As I lay awake in bed last night thinking about your responses and personal email, I felt that we were not done with this subject.
I told you the story of ONE of the times that God healed my heart. There have been so many situations that I needed healing in my heart. Some were like the one I described and others were “a walk” of healing.
I love it when you sense that God has just done a healing work in your heart, but not all healing happens that way.
I kind of picture some of our pain like a spider web. Our heart can be broken by an event or events and the effects can get into all different relationships and situations that we don’t even realize at the onset. Then as we walk through this life, different seasons reveal the need for healing in other ways. I hope this makes sense, I feel like I’m talking in circles!
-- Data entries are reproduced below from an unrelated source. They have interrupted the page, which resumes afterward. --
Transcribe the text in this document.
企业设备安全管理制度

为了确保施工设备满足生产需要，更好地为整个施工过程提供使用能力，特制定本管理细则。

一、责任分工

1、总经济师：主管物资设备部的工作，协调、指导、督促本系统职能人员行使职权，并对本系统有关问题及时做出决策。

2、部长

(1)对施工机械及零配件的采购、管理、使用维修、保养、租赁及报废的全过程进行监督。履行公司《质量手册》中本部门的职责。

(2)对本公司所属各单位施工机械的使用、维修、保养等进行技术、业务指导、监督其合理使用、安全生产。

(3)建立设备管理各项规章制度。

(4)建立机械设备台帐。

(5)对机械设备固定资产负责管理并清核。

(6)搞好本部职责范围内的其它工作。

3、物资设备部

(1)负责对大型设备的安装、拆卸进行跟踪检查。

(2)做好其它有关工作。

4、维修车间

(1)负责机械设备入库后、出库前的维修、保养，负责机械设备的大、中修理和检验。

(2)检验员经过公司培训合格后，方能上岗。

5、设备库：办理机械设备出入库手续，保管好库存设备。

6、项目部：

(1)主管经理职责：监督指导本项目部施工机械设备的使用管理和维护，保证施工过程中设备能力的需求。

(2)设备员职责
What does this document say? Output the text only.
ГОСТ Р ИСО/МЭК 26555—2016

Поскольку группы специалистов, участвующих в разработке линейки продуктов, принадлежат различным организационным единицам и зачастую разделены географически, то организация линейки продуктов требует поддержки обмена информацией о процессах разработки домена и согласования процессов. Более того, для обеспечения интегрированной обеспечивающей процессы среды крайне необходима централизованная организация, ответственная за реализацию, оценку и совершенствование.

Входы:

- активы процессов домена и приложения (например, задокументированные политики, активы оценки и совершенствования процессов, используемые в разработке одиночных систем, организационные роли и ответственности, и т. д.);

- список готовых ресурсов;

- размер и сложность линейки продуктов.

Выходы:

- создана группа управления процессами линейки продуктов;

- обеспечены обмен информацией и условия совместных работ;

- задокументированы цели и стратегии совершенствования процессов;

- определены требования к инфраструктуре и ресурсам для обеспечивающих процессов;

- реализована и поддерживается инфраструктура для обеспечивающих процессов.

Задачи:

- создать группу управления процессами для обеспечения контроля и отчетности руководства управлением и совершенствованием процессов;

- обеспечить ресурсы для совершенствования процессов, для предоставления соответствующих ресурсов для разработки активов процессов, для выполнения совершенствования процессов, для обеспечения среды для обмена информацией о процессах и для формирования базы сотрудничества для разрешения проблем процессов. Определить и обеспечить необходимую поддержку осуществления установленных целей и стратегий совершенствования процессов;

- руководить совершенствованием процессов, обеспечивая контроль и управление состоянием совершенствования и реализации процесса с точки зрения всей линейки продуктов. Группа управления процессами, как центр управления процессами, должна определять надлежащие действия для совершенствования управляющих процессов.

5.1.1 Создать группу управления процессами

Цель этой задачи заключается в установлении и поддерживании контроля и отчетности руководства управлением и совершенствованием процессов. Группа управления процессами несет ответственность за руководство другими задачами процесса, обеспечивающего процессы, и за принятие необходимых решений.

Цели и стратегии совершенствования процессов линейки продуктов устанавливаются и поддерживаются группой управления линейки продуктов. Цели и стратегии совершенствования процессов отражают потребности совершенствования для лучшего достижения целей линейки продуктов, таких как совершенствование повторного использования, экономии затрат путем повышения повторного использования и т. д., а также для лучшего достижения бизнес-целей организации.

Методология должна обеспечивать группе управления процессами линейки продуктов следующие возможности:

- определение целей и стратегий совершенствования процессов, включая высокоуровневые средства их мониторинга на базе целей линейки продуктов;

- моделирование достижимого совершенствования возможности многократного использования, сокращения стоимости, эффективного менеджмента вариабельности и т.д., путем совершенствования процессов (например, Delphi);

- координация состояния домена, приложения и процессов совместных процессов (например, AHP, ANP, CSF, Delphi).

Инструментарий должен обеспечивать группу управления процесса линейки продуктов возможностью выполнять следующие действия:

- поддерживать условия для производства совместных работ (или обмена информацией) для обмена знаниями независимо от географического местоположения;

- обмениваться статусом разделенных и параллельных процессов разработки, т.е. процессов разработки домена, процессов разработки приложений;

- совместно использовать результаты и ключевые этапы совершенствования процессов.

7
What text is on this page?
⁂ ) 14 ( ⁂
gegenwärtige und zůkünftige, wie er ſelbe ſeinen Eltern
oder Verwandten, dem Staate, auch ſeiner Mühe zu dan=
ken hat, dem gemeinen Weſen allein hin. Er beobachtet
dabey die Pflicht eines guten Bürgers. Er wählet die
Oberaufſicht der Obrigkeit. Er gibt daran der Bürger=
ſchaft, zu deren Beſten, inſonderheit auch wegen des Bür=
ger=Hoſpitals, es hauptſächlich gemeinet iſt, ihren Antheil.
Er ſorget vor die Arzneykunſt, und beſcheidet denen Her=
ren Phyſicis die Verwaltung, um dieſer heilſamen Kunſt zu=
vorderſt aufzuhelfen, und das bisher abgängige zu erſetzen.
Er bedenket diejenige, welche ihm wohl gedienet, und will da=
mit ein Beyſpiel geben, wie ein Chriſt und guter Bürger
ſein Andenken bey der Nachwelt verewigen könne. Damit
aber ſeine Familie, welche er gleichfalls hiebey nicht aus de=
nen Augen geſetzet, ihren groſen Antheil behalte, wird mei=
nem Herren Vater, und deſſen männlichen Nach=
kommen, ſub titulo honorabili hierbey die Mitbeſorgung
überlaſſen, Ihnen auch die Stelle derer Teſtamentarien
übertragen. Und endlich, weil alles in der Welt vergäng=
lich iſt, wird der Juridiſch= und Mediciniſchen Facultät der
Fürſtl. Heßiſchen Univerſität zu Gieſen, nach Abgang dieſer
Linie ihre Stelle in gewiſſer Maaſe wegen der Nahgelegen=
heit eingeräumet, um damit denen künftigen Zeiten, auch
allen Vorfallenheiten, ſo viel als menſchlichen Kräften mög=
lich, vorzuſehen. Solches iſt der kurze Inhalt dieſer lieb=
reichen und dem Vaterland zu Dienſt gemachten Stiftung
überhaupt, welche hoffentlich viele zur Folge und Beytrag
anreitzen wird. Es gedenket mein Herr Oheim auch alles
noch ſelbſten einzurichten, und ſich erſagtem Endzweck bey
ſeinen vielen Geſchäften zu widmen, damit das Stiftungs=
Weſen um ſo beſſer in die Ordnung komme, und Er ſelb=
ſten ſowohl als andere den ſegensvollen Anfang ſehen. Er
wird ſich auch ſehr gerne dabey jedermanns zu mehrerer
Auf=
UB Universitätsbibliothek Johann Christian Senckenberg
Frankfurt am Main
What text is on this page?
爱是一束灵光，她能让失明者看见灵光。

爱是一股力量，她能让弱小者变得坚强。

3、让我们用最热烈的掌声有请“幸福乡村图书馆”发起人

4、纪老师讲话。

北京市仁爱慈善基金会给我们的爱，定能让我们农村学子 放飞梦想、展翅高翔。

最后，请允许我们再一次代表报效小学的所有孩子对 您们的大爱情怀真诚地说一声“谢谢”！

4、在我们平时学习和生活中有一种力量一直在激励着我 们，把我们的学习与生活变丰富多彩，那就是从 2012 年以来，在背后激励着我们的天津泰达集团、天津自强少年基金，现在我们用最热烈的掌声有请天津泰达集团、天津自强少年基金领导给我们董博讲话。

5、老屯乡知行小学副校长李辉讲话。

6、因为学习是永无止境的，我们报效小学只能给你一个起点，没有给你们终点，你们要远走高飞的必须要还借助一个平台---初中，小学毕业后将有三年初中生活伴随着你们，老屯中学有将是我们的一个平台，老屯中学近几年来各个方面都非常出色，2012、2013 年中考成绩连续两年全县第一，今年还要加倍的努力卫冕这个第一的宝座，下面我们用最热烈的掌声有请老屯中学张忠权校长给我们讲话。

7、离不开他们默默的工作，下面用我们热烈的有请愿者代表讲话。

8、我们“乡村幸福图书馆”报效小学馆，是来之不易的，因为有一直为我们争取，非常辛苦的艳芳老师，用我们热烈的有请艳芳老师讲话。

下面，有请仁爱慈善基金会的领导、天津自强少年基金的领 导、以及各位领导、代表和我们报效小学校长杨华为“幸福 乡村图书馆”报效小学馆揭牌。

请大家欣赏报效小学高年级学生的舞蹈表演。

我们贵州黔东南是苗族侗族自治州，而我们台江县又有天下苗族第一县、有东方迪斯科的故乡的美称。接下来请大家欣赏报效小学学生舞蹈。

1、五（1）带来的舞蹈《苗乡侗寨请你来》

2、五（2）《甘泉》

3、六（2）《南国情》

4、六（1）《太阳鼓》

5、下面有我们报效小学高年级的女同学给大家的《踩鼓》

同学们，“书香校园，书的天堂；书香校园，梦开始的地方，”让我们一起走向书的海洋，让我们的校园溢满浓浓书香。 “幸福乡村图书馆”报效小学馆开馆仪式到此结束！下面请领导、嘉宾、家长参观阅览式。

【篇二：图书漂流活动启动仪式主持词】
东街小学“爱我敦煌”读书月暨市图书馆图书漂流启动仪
Let me tell you about another time when my heart was broken (like a spider web). When I was a young girl around 8 years old, I was sexually abused by a friend of the family for over a year of my life. This has affected so much of my life. I have forgiven the man and God has healed my heart, but that does not mean that it is over and done.
There are still times that fears and pain will come up that I can trace back to this event. When I see it affecting my relationships, I have to address the root of the issue and go to God with it.
When I was a teenager, I heard a speaker at church talking about God healing people who had been molested. He talked about forgiveness being part of the process of healing. I really broke down that night. I prayed for God to heal me and prayed for the man who had abused me all those times.
I felt God’s love and I felt protected.
I know that God has healed me because if I saw that man today, I would share God’s love with him. I could tell him that I forgive him. Not because he deserves it, but because I need that same forgiveness from God that I don’t deserve.
I could let my heart be bitter towards him and wait until he begs on his hands and knees for me to forgive him, but that would only hurt me.
14 For if you forgive men when they sin against you, your heavenly Father will also forgive you.
15 But if you do not forgive men their sins, your Father will not forgive your sins.
I won’t let satan continue the abuse in me by holding on to unforgiveness. To keep bitterness in me is to continue being a victim. I don’t want to be a victim ever again.
God healed my heart, and the “sting” of the pain is gone. But, I still remember what happened, I still struggle with trust and security.
Thankfully though I now have a relationship with my Heavenly Father that is completely secure and I know that He will never stop loving me.
Your emails have blessed me so much. When I read what some of you have been through I cried. Partly because of your pain, but mostly because I see the mighty hand of our incredible God in the words you speak now and the things that He has revealed to you through it all!
The truth of the matter is that life can break your heart. But GOD. He can bind us up and bring healing. He makes beauty out of life’s mud.
Bring your pain and sorrow to Him. Let Him hold you close and heal you.
2 He lifted me out of the slimy pit,
out of the mud and mire;
He set my feet on a rock
and gave me a firm place to stand.
3 He put a new song in my mouth,
a hymn of praise to our God.
Many will see and fear
and put their trust in the LORD.
Thank you for giving me the honor of sharing your hearts with me!